As I’m sure you’ll know, I have a particular interest in the representation of landscape in children’s books. Landscape tells you everything, and yet it’s often one of the more forgotten elements when people talk about a book. Consider the difference between the two sentences below.
The cat sat on the mat in a field.
The cat sat on the mat in the ocean.
Two entirely, viscerally different scenarios and all of that comes from adding a little bit of context. Location. Landscape. Setting.
I’ve been thinking about roads at the moment, and in particular stories where roads form a key point of the narrative. I don’t want books where roads appear in the background or as a vague element in the illustration, I want them to be centralised within the text. Characters, if you will, in their own right.

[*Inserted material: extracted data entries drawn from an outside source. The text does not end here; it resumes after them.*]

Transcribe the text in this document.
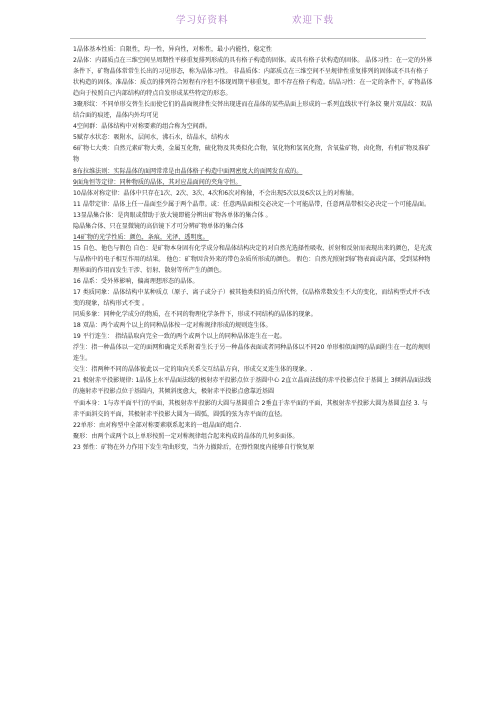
学习好资料	欢迎下载

1晶体基本性质：自限性，均一性，异向性，对称性，最小内能性，稳定性

2晶体：内部质点在三维空间呈周期性平移重复排列形成的具有格子构造的固体。或具有格子状构造的固体。 晶体习性：在一定的外界条件下，矿物晶体常常生长出的习见形态，称为晶体习性。 非晶质体：内部质点在三维空间不呈规律性重复排列的固体或不具有格子状构造的固体。准晶体：质点的排列符合短程有序但不体现周期平移重复，即不存在格子构造。结晶习性：在一定的条件下，矿物晶体趋向于按照自己内部结构的特点自发形成某些特定的形态。

3聚形纹：不同单形交替生长而使它们的晶面规律性交替出现进而在晶体的某些晶面上形成的一系列直线状平行条纹 聚片双晶纹：双晶结合面的痕迹，晶体内外均可见

4空间群：晶体结构中对称要素的组合称为空间群。

5赋存水状态：吸附水，层间水，沸石水，结晶水，结构水

6矿物七大类：自然元素矿物大类，金属互化物，硫化物及其类似化合物，氧化物和氢氧化物，含氧盐矿物，卤化物，有机矿物及准矿物

8布拉维法则：实际晶体的面网常常是由晶体格子构造中面网密度大的面网发育成的。

9面角恒等定律：同种物质的晶体，其对应晶面间的夹角守恒。

10晶体对称定律：晶体中只存在1次、2次、3次、4次和6次对称轴，不会出现5次以及6次以上的对称轴。

11 晶带定律：晶体上任一晶面至少属于两个晶带。或：任意两晶面相交必决定一个可能晶带，任意两晶带相交必决定一个可能晶面。

13显晶集合体：是肉眼或借助于放大镜即能分辨出矿物各单体的集合体 。

隐晶集合体、只在显微镜的高倍镜下才可分辨矿物单体的集合体

14矿物的光学性质：颜色，条痕，光泽，透明度。

15 自色、他色与假色 自色：是矿物本身固有化学成分和晶体结构决定的对自然光选择性吸收、折射和反射而表现出来的颜色，是光波与晶格中的电子相互作用的结果。 他色：矿物因含外来的带色杂质所形成的颜色。 假色：自然光照射到矿物表面或内部，受到某种物理界面的作用而发生干涉、衍射、散射等所产生的颜色。

16 晶系：受外界影响，偏离理想形态的晶体。

17 类质同象：晶体结构中某种质点（原子、离子或分子）被其他类似的质点所代替，仅晶格常数发生不大的变化，而结构型式并不改变的现象，结构形式不变 。

同质多象：同种化学成分的物质，在不同的物理化学条件下，形成不同结构的晶体的现象。

18 双晶：两个或两个以上的同种晶体按一定对称规律形成的规则连生体。

19 平行连生： 指结晶取向完全一致的两个或两个以上的同种晶体连生在一起。

浮生：指一种晶体以一定的面网和确定关系附着生长于另一种晶体表面或者同种晶体以不同20 单形相似面网的晶面附生在一起的规则连生。

交生：指两种不同的晶体彼此以一定的取向关系交互结晶方向，形成交叉连生体的现象。.

21 极射赤平投影规律: 1晶体上水平晶面法线的极射赤平投影点位于基圆中心 2直立晶面法线的赤平投影点位于基圆上 3倾斜晶面法线的施射赤平投影点位于基圆内，其倾斜度愈大，极射赤平投影点愈靠近基圆

平面本身：1与赤平面平行的平面，其极射赤平投影的大圆与基圆重合 2垂直于赤平面的平面，其极射赤平投影大圆为基圆直径 3. 与赤平面斜交的平面，其极射赤平投影大圆为一圆弧，圆弧的弦为赤平面的直径。

22单形：由对称型中全部对称要素联系起来的一组晶面的组合.

聚形：由两个或两个以上单形按照一定对称规律组合起来构成的晶体的几何多面体。

23 弹性：矿物在外力作用下发生弯曲形变，当外力撤除后，在弹性限度内能够自行恢复原
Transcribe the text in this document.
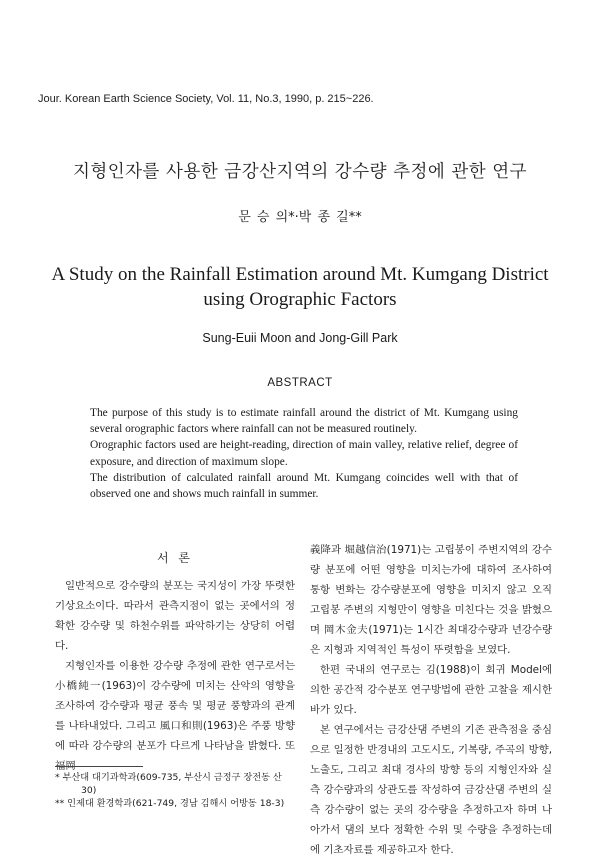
Jour. Korean Earth Science Society, Vol. 11, No.3, 1990, p. 215~226.
지형인자를 사용한 금강산지역의 강수량 추정에 관한 연구
문 승 의*·박 종 길**
A Study on the Rainfall Estimation around Mt. Kumgang District
using Orographic Factors
Sung-Euii Moon and Jong-Gill Park
ABSTRACT

The purpose of this study is to estimate rainfall around the district of Mt. Kumgang using several orographic factors where rainfall can not be measured routinely.

Orographic factors used are height-reading, direction of main valley, relative relief, degree of exposure, and direction of maximum slope.

The distribution of calculated rainfall around Mt. Kumgang coincides well with that of observed one and shows much rainfall in summer.

서 론

일반적으로 강수량의 분포는 국지성이 가장 뚜렷한 기상요소이다. 따라서 관측지점이 없는 곳에서의 정확한 강수량 및 하천수위를 파악하기는 상당히 어렵다.

지형인자를 이용한 강수량 추정에 관한 연구로서는 小橋純一(1963)이 강수량에 미치는 산악의 영향을 조사하여 강수량과 평균 풍속 및 평균 풍향과의 관계를 나타내었다. 그리고 風口和則(1963)은 주풍 방향에 따라 강수량의 분포가 다르게 나타남을 밝혔다. 또 福岡

義降과 堀越信治(1971)는 고립봉이 주변지역의 강수량 분포에 어떤 영향을 미치는가에 대하여 조사하여 통항 변화는 강수량분포에 영향을 미치지 않고 오직 고립봉 주변의 지형만이 영향을 미친다는 것을 밝혔으며 岡木金夫(1971)는 1시간 최대강수량과 년강수량은 지형과 지역적인 특성이 뚜렷함을 보였다.

한편 국내의 연구로는 김(1988)이 회귀 Model에 의한 공간적 강수분포 연구방법에 관한 고찰을 제시한 바가 있다.

본 연구에서는 금강산댐 주변의 기존 관측점을 중심으로 일정한 반경내의 고도시도, 기복량, 주곡의 방향, 노출도, 그리고 최대 경사의 방향 등의 지형인자와 실측 강수량과의 상관도를 작성하여 금강산댐 주변의 실측 강수량이 없는 곳의 강수량을 추정하고자 하며 나아가서 댐의 보다 정확한 수위 및 수량을 추정하는데에 기초자료를 제공하고자 한다.

* 부산대 대기과학과(609-735, 부산시 금정구 장전동 산 30)

** 인제대 환경학과(621-749, 경남 김해시 어방동 18-3)
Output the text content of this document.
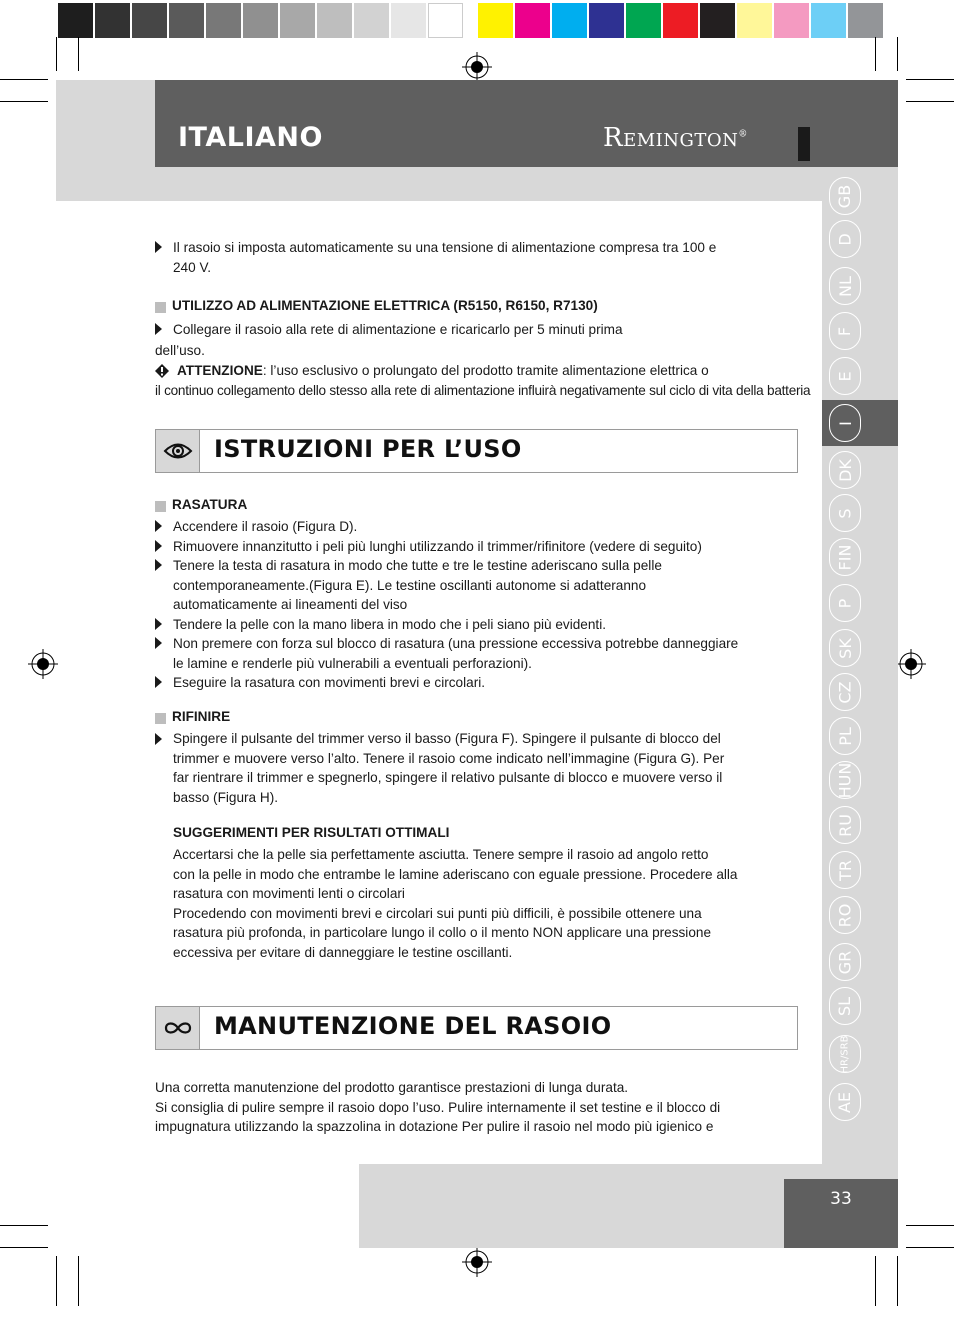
ITALIANO	Remington®
GB
D
NL
F
E
I
DK
S
FIN
P
SK
CZ
PL
HUN
RU
TR
RO
GR
SL
HR/SRB
AE
Il rasoio si imposta automaticamente su una tensione di alimentazione compresa tra 100 e
240 V.
UTILIZZO AD ALIMENTAZIONE ELETTRICA (R5150, R6150, R7130)
Collegare il rasoio alla rete di alimentazione e ricaricarlo per 5 minuti prima
dell’uso.
ATTENZIONE: l’uso esclusivo o prolungato del prodotto tramite alimentazione elettrica o
il continuo collegamento dello stesso alla rete di alimentazione influirà negativamente sul ciclo di vita della batteria
ISTRUZIONI PER L’USO
RASATURA
Accendere il rasoio (Figura D).
Rimuovere innanzitutto i peli più lunghi utilizzando il trimmer/rifinitore (vedere di seguito)
Tenere la testa di rasatura in modo che tutte e tre le testine aderiscano sulla pelle
contemporaneamente.(Figura E). Le testine oscillanti autonome si adatteranno
automaticamente ai lineamenti del viso
Tendere la pelle con la mano libera in modo che i peli siano più evidenti.
Non premere con forza sul blocco di rasatura (una pressione eccessiva potrebbe danneggiare
le lamine e renderle più vulnerabili a eventuali perforazioni).
Eseguire la rasatura con movimenti brevi e circolari.
RIFINIRE
Spingere il pulsante del trimmer verso il basso (Figura F). Spingere il pulsante di blocco del
trimmer e muovere verso l’alto. Tenere il rasoio come indicato nell’immagine (Figura G). Per
far rientrare il trimmer e spegnerlo, spingere il relativo pulsante di blocco e muovere verso il
basso (Figura H).
SUGGERIMENTI PER RISULTATI OTTIMALI
Accertarsi che la pelle sia perfettamente asciutta. Tenere sempre il rasoio ad angolo retto
con la pelle in modo che entrambe le lamine aderiscano con eguale pressione. Procedere alla
rasatura con movimenti lenti o circolari
Procedendo con movimenti brevi e circolari sui punti più difficili, è possibile ottenere una
rasatura più profonda, in particolare lungo il collo o il mento NON applicare una pressione
eccessiva per evitare di danneggiare le testine oscillanti.
MANUTENZIONE DEL RASOIO
Una corretta manutenzione del prodotto garantisce prestazioni di lunga durata.
Si consiglia di pulire sempre il rasoio dopo l’uso. Pulire internamente il set testine e il blocco di
impugnatura utilizzando la spazzolina in dotazione Per pulire il rasoio nel modo più igienico e
33
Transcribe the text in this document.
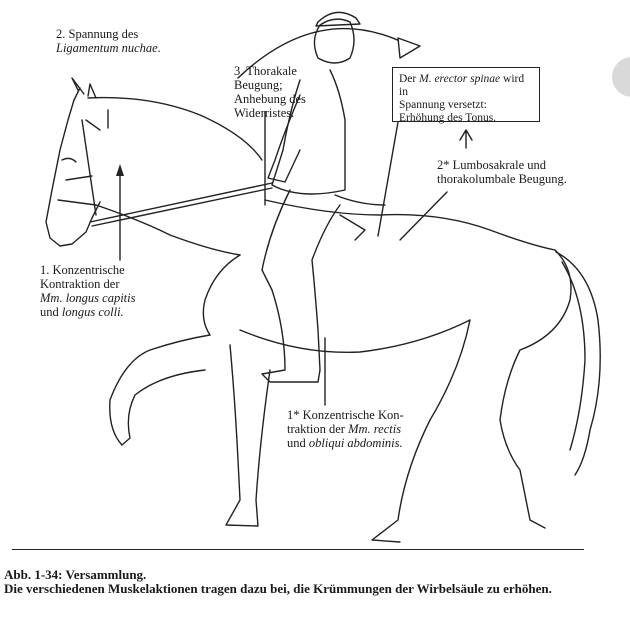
2. Spannung des
Ligamentum nuchae.
3. Thorakale
Beugung;
Anhebung des
Widerristes.
Der M. erector spinae wird in
Spannung versetzt:
Erhöhung des Tonus.
2* Lumbosakrale und
thorakolumbale Beugung.
1. Konzentrische
Kontraktion der
Mm. longus capitis
und longus colli.
1* Konzentrische Kon-
traktion der Mm. rectis
und obliqui abdominis.
Abb. 1-34: Versammlung.
Die verschiedenen Muskelaktionen tragen dazu bei, die Krümmungen der Wirbelsäule zu erhöhen.
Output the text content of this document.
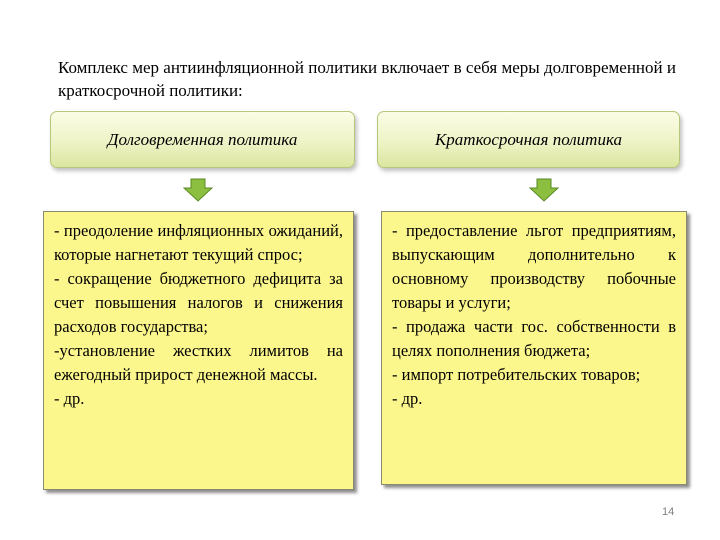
Комплекс мер антиинфляционной политики включает в себя меры долговременной и краткосрочной политики:
Долговременная политика	Краткосрочная политика

- преодоление инфляционных ожиданий, которые нагнетают текущий спрос;

- сокращение бюджетного дефицита за счет повышения налогов и снижения расходов государства;

-установление жестких лимитов на ежегодный прирост денежной массы.

- др.

- предоставление льгот предприятиям, выпускающим дополнительно к основному производству побочные товары и услуги;

- продажа части гос. собственности в целях пополнения бюджета;

- импорт потребительских товаров;

- др.

14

So this post is essentially to ask for some help! Do you know of any children’s books – picture book through to YA – that might fit the bill? If you do, please let me know in a comment below and I’ll collate the results into a reading list . Thank you!
6 thoughts on “‘Roads’ in children’s books”
And To Think That I Saw It On Mulberry Street fits your query, but has racist images I think.
Along a Long Road (Frank Viva, picture book); Paper Towns (John Green, YA); Travels with my Family (Marie-Louie Gay, MG)…. for starters!
The Yellow Brick Road, of course!
Most fantasy books have a map, and because they’re about journeys they include roads in all their variety. Tolkien’s two Middle Earth books (“The Road Goes Ever On”) obviously have them, though Lewis’ Chronicles of Narnia seem more averse, if Pauline Baines’ maps are anything to go by.
I had a quick look through the picture books we kept from when our kids were little — now available for grandkids — but couldn’t see anything where the road was king (or indeed queen). So I’ll just add a childhood classic, King Solomon’s Mines, written as a riposte to Treasure Island, where the ancient map shows the road to and back again from the mines later followed by Quatermain and his friends.